I don't know about the adult subspecialties, but as I posted in another thread, in Peds love is definitely not filling the fellowship slots. The only Peds fellowships that are consistently fillings are the ones that involve big pay raises: EM, ICU, NICU, and Cards. For everything else, 40-60% of fellowship slots are going unfilled. ID, nephrology, pulmonology, adolescent, child abuse, etc. Sooner or later this needs to be addressed or Peds subspecialists aren't going to exist any more.

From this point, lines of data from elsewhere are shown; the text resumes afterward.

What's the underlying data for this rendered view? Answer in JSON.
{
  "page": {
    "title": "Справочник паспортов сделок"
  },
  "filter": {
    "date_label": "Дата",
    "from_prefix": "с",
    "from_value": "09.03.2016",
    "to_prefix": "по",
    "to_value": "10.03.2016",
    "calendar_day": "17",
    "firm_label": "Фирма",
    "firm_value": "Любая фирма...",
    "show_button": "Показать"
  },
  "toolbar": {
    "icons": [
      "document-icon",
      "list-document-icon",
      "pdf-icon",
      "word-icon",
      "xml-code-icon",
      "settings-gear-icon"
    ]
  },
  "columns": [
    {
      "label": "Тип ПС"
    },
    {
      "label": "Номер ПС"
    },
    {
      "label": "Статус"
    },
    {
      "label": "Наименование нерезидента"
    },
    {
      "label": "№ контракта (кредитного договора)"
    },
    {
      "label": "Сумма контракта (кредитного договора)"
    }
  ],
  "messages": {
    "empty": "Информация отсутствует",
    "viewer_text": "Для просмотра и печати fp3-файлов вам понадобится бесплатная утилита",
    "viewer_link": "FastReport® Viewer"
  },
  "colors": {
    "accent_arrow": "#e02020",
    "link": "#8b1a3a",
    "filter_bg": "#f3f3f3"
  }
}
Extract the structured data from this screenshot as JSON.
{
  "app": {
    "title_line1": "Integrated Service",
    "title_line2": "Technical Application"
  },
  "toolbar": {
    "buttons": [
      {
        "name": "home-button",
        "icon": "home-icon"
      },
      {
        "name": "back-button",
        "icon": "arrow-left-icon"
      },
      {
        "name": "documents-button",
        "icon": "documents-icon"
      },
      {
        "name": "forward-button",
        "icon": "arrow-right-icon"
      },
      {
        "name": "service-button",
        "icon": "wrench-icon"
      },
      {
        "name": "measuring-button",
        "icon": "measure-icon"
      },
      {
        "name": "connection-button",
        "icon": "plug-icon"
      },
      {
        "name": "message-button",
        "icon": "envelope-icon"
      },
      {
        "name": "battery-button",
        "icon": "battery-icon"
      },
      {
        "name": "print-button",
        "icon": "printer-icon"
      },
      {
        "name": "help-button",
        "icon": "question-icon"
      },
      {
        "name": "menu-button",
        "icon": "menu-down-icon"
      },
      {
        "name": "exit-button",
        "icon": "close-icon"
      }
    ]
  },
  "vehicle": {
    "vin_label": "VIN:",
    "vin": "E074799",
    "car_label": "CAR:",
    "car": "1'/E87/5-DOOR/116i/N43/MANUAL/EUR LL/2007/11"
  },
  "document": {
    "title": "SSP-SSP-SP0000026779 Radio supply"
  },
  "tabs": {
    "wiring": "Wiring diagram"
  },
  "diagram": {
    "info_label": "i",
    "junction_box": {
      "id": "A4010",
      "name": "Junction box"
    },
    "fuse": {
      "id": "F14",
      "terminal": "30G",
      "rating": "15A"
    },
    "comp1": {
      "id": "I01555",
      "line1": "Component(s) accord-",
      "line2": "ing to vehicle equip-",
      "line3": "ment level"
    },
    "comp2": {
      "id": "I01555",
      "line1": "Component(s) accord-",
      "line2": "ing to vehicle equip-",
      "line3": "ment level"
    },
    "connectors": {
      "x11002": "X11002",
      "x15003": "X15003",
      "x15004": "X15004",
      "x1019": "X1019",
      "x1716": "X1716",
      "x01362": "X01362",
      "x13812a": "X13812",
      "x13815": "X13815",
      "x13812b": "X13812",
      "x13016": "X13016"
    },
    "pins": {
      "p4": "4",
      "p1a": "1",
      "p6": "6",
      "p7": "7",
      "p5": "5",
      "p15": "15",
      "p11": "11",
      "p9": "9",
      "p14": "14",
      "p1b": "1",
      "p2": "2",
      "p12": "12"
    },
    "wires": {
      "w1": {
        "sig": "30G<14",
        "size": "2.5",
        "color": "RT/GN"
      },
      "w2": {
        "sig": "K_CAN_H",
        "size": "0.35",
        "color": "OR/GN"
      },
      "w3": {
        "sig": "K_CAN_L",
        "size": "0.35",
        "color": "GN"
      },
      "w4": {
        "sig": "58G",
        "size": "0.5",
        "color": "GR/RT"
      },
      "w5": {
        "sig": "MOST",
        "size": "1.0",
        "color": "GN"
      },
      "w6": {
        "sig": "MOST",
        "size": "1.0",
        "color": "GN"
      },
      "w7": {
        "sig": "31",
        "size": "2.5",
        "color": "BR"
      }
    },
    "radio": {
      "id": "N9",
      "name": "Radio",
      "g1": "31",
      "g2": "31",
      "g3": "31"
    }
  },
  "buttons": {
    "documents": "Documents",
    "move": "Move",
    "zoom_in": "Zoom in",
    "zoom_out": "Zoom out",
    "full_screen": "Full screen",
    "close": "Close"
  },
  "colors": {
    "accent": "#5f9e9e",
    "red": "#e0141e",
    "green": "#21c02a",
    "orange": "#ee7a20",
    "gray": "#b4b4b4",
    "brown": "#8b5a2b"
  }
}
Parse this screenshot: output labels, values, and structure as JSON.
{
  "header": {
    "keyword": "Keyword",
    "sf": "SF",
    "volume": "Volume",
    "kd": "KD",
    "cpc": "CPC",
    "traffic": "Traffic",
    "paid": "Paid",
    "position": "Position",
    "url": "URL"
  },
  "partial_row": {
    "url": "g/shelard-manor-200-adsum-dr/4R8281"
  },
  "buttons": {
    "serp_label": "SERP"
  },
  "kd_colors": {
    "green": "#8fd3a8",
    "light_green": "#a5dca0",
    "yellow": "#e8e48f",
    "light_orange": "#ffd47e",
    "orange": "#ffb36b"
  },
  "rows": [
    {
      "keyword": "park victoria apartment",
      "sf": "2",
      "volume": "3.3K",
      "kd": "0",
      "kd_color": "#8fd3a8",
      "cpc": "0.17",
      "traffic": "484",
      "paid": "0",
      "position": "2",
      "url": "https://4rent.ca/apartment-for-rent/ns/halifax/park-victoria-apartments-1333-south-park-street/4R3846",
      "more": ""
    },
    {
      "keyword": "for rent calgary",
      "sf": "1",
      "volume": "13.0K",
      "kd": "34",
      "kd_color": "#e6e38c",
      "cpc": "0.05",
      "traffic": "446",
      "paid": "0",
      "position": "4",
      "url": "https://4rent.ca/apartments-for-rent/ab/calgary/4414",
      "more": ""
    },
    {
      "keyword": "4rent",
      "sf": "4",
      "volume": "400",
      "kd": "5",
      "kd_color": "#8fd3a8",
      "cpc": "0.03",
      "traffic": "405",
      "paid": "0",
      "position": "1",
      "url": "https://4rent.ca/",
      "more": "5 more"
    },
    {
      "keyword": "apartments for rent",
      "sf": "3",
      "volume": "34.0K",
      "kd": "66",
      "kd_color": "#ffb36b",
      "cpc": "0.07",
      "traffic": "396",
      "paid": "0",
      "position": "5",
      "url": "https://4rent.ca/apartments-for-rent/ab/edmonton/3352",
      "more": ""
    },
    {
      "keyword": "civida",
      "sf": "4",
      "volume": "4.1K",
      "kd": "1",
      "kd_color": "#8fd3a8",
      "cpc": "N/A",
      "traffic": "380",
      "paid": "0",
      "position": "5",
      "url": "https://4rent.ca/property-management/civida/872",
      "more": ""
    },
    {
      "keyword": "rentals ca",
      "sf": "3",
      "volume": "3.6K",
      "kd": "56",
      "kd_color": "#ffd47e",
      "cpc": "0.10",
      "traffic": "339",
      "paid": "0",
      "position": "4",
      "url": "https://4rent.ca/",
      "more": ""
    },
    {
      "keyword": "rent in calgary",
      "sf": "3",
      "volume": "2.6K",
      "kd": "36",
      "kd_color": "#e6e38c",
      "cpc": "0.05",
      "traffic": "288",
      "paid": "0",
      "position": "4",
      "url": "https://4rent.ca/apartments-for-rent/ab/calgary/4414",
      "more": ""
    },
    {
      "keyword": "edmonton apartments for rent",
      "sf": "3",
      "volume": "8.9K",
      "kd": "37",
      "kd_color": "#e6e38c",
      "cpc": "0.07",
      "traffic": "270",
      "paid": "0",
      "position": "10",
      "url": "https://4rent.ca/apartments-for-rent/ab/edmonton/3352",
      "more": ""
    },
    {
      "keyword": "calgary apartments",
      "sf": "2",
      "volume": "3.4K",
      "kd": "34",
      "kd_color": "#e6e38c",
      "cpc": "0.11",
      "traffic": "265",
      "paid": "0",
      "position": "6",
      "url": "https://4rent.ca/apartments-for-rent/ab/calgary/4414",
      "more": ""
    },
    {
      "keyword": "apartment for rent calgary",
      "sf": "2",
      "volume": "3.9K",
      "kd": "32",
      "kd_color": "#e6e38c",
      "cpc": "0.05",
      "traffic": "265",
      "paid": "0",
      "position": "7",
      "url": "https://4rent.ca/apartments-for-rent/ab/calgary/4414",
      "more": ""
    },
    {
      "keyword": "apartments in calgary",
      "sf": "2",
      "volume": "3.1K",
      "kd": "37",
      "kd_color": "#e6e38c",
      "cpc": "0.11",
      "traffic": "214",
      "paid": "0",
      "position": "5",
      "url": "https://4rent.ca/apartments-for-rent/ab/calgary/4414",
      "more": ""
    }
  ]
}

Wow. That's gloomy. But now that you make me aware of it makes sense that the medical education model we have is starting to stall out at the extreme ends of low return on investment. 7 years or more of residency training better net those doc's a better salary than a CRNA or I guess the public's chickens will be coming home to roost in the context of sick kids and no specialists. It's like they just refuse to know what they have until they don't have it.
 
Wow. That's gloomy. But now that you make me aware of it makes sense that the medical education model we have is starting to stall out at the extreme ends of low return on investment. 7 years or more of residency training better net those doc's a better salary than a CRNA or I guess the public's chickens will be coming home to roost in the context of sick kids and no specialists. It's like they just refuse to know what they have until they don't have it.

Yeah I don't really see how the leaders of industry in these fields can't see these problems arising. Same thing with rads loophole. These problems are pretty obvious, so it seems like they're just trying to squeeze out as much juice as they can before the whole thing collapses..Don't see any other way it would happen as it has.